Chinese Blessing: Man Ho daringly perfects the delicate in an auspicious classical setting

By Joseff Musa
Jul 08, 2026

The moment we enter Man Ho Chinese Restaurant, a wash of calm elegance engulfs us, hushing any idle chatter. While this aura of refinement raises the tone of the dining room, we lower ours. The fountain near the entrance, decorated with lotus sculptures, is straight out of a classical Chinese garden. Quietly auspicious, it’s almost like it’s there to deliver a blessing before the first dim-sum rolls by.


Man Ho – Main Entrance

Then the space opens up. Cue huge wood-framed moon gates, cloisonné panels depicting spring and autumn, and chandeliers constructed from thousands of morning-glory glasses cascading in tinted Champagne gold.


Steamed Egg with Lobster, Dried Fish Roe and Saffron

The fine-dining quality of the Cantonese food matches the theatrics. Jayson Tang, the JW Marriott Hotel Hong Kong’s Executive Chinese Chef, says his philosophy is “refining the rustic, perfecting the delicate”. This is visible in everything the kitchen does – from the way ingredients are treated like royalty to how humble dim-sum concepts become dainty masterpieces without losing their soul.

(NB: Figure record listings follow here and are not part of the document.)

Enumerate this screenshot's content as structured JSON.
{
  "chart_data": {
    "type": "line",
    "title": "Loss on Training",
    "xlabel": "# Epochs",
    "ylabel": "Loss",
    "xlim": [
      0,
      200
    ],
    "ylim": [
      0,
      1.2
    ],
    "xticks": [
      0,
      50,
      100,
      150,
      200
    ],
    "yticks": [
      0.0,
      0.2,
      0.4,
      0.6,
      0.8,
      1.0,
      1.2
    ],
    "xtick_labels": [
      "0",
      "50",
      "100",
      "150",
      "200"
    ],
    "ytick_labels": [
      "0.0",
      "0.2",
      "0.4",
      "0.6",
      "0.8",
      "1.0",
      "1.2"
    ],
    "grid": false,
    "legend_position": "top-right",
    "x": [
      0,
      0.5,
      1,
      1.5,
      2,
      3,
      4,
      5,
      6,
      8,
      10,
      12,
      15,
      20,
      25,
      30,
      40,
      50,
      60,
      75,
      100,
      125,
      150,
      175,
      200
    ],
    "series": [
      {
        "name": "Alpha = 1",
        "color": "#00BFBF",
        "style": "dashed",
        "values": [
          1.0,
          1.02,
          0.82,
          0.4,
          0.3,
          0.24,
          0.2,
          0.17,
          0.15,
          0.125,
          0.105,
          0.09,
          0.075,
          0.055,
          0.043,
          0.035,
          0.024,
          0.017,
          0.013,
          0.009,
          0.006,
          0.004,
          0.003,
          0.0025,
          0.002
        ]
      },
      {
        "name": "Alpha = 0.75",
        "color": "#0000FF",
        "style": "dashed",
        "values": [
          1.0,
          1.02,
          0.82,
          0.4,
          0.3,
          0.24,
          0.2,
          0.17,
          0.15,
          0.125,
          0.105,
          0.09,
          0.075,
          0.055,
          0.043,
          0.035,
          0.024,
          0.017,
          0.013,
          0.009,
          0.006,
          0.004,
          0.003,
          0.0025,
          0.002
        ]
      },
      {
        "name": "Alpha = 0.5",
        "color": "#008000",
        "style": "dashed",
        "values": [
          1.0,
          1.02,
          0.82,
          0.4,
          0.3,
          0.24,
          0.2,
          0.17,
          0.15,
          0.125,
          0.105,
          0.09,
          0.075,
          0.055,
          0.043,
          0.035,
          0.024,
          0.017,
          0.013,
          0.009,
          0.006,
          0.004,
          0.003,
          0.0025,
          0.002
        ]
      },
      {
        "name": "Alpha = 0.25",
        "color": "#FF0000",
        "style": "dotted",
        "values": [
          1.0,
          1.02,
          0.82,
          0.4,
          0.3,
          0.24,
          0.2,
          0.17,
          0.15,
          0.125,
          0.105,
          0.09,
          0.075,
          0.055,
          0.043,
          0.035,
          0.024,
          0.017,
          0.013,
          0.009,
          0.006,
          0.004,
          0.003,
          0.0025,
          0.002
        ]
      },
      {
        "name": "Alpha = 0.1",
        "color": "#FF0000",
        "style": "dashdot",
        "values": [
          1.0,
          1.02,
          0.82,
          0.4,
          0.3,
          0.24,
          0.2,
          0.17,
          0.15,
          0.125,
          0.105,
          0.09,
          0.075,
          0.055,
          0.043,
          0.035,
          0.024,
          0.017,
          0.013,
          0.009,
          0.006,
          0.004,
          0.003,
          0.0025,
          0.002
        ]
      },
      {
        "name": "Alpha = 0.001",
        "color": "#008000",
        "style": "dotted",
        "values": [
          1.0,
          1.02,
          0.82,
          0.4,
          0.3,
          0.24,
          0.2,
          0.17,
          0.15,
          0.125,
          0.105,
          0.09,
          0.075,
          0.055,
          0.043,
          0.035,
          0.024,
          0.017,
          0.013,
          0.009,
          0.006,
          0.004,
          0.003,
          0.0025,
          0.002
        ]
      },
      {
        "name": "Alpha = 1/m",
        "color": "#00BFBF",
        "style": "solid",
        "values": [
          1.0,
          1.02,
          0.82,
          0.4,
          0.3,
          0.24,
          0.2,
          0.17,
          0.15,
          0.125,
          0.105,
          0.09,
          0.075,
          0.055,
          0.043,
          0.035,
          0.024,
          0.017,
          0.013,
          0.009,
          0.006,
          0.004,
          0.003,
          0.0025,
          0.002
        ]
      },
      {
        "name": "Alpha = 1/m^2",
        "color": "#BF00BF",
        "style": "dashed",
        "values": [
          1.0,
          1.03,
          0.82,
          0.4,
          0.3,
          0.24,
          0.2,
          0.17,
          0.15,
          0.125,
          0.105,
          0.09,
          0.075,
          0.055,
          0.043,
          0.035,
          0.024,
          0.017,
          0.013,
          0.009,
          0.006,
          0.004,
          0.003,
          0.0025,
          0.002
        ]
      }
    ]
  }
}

Pan-Fried Crab Claw with Spring Onions in Ginger Foam

“Each morning, I personally inspect all incoming produce [and] if anything falls short of our standards, I would rather remove the dish from the menu than compromise on quality,” notes the chef, explaining how this ethos controls the whole process, from start to finish.


First to arrive at our table is Steamed Minced Garoupa and Shrimp Dumpling, a goldfish-shaped marvel. It looks playful, but it doesn’t taste like a gimmick. The garoupa is marinated in homemade Japanese soy sauce, then carefully blended with mushrooms, scallion whites and sesame oil. When it’s wrapped in its starchy skin and hits the steamer, you get that clean, plush seafood sweetness – soft, fragrant and unmistakably Cantonese in spirit.


Minced Garoupa and Shrimp Dumpling

Then comes the house signature Barbecued Pork using mui tau (pork collar) marinated in homemade honey sauce and roasted three times. The result is tender, succulent and deeply fragrant.


Signature Barbecued Pork

Sweet-savoury balance lands like a confident handshake. If you go for Shredded Duck Meat Soup with Shredded Fish Maw, Chicken and Fungus, a modern take on the winter-warming snake-soup tradition, you’ll understand why diners regularly return. It’s fragrant, layered and soothing without being boring. The shreds of duck meat, chicken, fish maw, mushrooms, bamboo pith and fungus create a broth that tastes composed, like every ingredient has its own job and shows up to work on time.


Shredded Duck Meat Soup

“Above all, a dish must first be exceptionally delicious,” says Chef Tang, describing how he tells the story of his cuisine through technique. Yes, narrative matters, but only if the flavour earns the right to speak.


His seafood specialties, on the other hand, are fancy but also seriously engineered. Braised New Zealand Abalone is an example of patience becoming pleasure. It’s wild, sustainably caught, cleaned, braised for three days, then dry-braised with abalone sauce for smoky umami depth.


Baked Whole Dried South African Abalone

And then there’s Deep-Fried Fish Maw Stuffed with Shrimp Mousse in Chicken and Rice Stock with Caviar. Crispy outside, luxurious inside. The caviar’s briny pearls swim in a Chinese broth, giving you a warm, savoury hit that feels daring without tasting confused.


Deep-fried Fish Maw Stuffed with Shrimp Mousse

Chef Tang explains his logic about integrating Western ingredients like caviar into Chinese technique: “Caviar is typically served chilled, but I chose to pair it with a hot Chinese rice-congee stock. The heat coaxes out the rich fish oils and intensifies the caviar’s umami notes.” That’s not luck – that’s culinary nerve.


Our final dish is Roasted Goose with Aged Dried Radish. The radish is aged in stages: three, 12 and 25 years, then stir-fried with shallots, preserved plums and tangerine peel. It tastes complex and naturally sweet in a way that makes you pause mid-conversation. That’s what timeless means at Man Ho.


Roasted Goose with Aged Dried Radish

The JW Marriott’s Chinese restaurant is Michelin-level for a reason: it’s not just refined. It’s consistent, it’s disciplined, and it treats flavour like a craft that deserves respect. You come for one dinner, then you catch yourself planning the next one before the bill arrives. And good luck leaving the table without ordering an extra something “just to try”. This place will make you try, and then make you addicted.